The reality is that I want to share these experiences because I am so grateful. Grateful that after being told I wouldn’t be able to conceive my body has gone and done just that. After being told I wouldn’t be able to carry to term if I did happen to conceive, my body has beautifully got me through the first two trimesters. And in absolutely stellar fashion.
I love my curves. I didn’t have morning sickness. There are no signs of stretch marks. I can still wear my heels. I haven’t experienced water retention. I feel a bit heavy (which makes sense given that I weighed 42kgs when I found out I was pregnant and am now pushing 50kgs) – and it’s all baby and pregnancy related. I’ve been told I don’t look like I’ve put on weight anywhere else. I started feeling my baby move quite early, even though my doctor told me not to worry as I probably wouldn’t feel the little one until 20-22 weeks. I didn’t have to wait that long and since then I’ve felt this little one pretty much throughout the day, everyday. Sure I have another trimester to go and sure a lot can happen and things can flip on their head but I’m loving being pregnant. I’m enjoying every moment of it and I so desperately want the freedom to be able to share this and tell it like it is without being made to feel like my experience isn’t ‘honest’. I’m a firm believer that no individual experience diminishes the value, honesty and integrity of the next person’s experience.
Perhaps it comes down to perspective and how we view things. In this post I wrote about how I cried when I couldn’t told my yoga poses but how within minutes I saw it as a tiny trade off for a baby that was growing so strong and so healthy. I joked with Patrick about the sleepless nights that everyone has warned us about and in his usual zen attitude he said, “well, babies are only that little for such a short period of time.” I think you’d have to know us to believe that this is how we approach things. I apologise if it comes across fake or dishonest to you but it’s how we try to deal life. When things are hard I’m the first to admit it, cry about it, cuss, share and ask for help. But in this pregnancy those moments have been so few and I have shared them.

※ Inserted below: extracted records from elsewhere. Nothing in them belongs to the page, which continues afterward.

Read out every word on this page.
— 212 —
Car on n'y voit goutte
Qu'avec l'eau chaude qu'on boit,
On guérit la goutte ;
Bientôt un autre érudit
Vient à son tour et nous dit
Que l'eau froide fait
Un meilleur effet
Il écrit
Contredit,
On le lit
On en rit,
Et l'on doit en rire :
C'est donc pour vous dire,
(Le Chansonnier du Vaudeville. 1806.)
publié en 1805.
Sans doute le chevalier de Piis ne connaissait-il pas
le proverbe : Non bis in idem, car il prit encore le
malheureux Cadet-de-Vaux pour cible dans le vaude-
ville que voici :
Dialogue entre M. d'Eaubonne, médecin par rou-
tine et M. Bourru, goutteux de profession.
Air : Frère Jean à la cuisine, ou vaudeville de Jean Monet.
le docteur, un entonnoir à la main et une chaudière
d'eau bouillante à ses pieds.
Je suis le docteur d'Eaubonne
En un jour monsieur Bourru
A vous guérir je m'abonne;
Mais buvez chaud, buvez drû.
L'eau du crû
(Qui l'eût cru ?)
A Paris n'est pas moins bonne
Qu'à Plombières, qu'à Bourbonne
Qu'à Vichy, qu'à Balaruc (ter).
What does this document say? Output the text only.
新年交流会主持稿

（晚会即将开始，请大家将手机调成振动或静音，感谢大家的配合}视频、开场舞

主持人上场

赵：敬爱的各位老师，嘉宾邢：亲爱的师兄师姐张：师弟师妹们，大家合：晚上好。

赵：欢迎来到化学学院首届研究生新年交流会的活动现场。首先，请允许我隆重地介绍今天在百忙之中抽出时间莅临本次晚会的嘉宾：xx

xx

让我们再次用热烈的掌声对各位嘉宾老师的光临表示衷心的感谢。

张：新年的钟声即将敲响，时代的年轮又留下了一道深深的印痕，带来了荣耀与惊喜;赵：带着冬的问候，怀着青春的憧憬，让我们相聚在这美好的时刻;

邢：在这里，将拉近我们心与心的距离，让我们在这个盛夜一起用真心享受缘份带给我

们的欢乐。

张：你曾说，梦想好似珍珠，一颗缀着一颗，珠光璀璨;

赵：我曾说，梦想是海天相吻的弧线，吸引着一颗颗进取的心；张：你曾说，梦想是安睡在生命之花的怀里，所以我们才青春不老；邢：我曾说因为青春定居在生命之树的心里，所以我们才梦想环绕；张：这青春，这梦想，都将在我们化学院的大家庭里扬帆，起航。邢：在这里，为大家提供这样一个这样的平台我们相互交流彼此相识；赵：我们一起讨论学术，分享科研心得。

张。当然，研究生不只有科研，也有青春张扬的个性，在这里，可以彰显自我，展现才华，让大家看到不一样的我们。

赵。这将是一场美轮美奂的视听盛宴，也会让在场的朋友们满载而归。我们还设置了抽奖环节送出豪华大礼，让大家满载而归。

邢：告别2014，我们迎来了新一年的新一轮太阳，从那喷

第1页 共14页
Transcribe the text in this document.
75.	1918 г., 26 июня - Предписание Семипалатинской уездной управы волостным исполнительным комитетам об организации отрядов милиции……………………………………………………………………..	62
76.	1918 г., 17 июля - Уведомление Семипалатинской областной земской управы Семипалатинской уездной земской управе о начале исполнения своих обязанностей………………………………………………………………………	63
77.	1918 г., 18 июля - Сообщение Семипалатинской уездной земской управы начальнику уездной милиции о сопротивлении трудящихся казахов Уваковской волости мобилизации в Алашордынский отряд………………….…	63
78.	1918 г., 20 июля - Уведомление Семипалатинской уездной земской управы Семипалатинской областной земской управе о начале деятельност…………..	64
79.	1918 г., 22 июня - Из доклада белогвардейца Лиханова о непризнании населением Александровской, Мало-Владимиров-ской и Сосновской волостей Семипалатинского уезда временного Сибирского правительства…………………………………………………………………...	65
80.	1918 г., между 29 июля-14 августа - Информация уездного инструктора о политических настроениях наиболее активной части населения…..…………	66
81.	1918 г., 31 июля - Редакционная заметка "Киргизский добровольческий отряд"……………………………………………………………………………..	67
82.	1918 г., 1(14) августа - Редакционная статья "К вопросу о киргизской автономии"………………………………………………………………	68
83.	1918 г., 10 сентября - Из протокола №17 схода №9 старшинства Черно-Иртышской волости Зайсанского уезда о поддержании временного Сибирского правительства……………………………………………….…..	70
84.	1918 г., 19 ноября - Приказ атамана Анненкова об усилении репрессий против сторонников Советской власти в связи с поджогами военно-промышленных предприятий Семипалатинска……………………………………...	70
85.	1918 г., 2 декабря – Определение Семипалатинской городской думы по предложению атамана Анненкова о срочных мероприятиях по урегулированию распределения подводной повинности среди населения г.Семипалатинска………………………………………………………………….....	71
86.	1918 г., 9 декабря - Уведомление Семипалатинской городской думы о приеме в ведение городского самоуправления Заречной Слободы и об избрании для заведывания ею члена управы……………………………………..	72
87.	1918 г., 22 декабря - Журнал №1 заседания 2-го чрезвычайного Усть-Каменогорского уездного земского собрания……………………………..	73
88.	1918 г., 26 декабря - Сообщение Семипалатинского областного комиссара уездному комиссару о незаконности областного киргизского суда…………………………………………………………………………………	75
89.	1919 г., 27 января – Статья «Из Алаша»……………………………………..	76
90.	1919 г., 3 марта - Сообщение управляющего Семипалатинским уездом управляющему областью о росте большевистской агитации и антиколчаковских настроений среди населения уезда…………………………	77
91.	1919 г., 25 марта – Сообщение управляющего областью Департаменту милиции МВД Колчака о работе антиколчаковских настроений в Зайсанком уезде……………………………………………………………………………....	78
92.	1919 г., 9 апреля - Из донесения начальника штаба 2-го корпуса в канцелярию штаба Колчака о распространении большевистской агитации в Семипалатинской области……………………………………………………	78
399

My honest pregnancy journey might look different to yours. And if yours has been challenging, my heart goes out to you. My three years of dealing with the shock of infertility was tough. I don’t want to share my sadness without sharing my happiness. Who knows my lovely pregnancy might be followed by a difficult birth or a difficult baby and if it is you can be sure that I’ll tell you about it but for the moment can I just tell you that I love being pregnant, that there isn’t a single moment so far that I’ve complained about and that I am so, so thankful for this amazing experience. This is my honest pregnancy journey.